Media is more easily commodified when it assumes rigid forms. When a "package" exists, it's relatively easy — and cost-effective — to replicate it again and again with little effort or creativity. And when commercial broadcast media defines what is "legitimate", the imagination of the people decays, their capacity to create is harder to draw upon, their tolerance for experimentation and "amateurism" diminishes. Illegitimate

Theater, like other patterns in this language, has unsavory manifestations as well: burning a cross in the yard of an African-American or other ethnic minority, militaristic parades and rallies, public intimidates. Since "performance" likely predates language, its effects on people can be deep; it can unlock hate as well as love, anger as well as reason and compassion. Theater, whether legitimate or not, can be driven by emotion and therefore less analytic than many other patterns in this language. Illegitimate

Theater blurs or even negates the line between spectators and performers. In its extreme version everybody, all the time, is an actor. And "actors" in public performances can also be "actors" in social life, actors who help make things happen — for good or for ill. Although our life "in public" is a series of performances, our roles are often construed as "bit parts." But every moment is a "teachable moment;" every public appearance is an opportunity to do something new and to experience something new. Thus anybody, at least in theory, can practice the craft of illegitimate theater. The "performances" that come from this practice can be simple or elaborate, impromptu or painstakingly rehearsed. The point is to cause ripples in the everyday stream of life.

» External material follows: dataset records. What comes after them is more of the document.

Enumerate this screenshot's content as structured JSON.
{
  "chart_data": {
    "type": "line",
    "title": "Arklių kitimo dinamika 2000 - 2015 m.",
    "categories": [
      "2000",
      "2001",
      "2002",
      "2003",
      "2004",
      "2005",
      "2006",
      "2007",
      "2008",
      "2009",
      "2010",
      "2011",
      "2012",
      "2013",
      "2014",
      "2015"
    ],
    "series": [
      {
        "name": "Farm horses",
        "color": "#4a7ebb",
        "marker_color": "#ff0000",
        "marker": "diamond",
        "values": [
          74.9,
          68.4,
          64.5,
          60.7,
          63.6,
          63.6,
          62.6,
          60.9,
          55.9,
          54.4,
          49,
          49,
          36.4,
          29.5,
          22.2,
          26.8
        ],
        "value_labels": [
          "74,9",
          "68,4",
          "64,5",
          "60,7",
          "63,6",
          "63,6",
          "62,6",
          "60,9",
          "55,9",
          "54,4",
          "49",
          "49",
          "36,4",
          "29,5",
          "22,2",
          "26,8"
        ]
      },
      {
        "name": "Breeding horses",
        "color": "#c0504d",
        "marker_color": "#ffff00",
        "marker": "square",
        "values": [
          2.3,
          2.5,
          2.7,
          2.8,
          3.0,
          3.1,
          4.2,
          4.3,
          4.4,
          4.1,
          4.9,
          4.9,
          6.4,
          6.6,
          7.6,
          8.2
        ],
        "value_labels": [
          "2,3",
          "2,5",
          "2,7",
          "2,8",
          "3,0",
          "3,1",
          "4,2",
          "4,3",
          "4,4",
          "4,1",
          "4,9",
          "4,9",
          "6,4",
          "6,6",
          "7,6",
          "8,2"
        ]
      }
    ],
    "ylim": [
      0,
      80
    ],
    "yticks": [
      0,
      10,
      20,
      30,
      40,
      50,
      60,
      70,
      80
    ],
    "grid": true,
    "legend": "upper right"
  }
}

Illegitimate theater, like is predecessors "legitimate" or otherwise, can be used to provoke emotional reactions, discussion or reflection. Practiced successfully and in a great number of venues, illegitimate theater could help foster positive social change and increased democratization of culture.

Solution: 

Illegitimate theater represents a intriguing set of possibilities for interactions between people that can lead to social change. Performance as a deeply human phenomenon can be explored by audience and performers alike in our quest for a better world.

Verbiage for pattern card: 

Theater, viewing and participating in performances, is an ancient yet vital cultural force. Theater — particularly its "illegitimate" forms — can punctuate the ordinary and evoke new and unexpected experiences. Anybody can practice Illegitimate Theater that causes ripples in the everyday stream of life. It can be used to provoke emotional reactions, discussion or reflection. It can even help foster social change and the democratization of culture.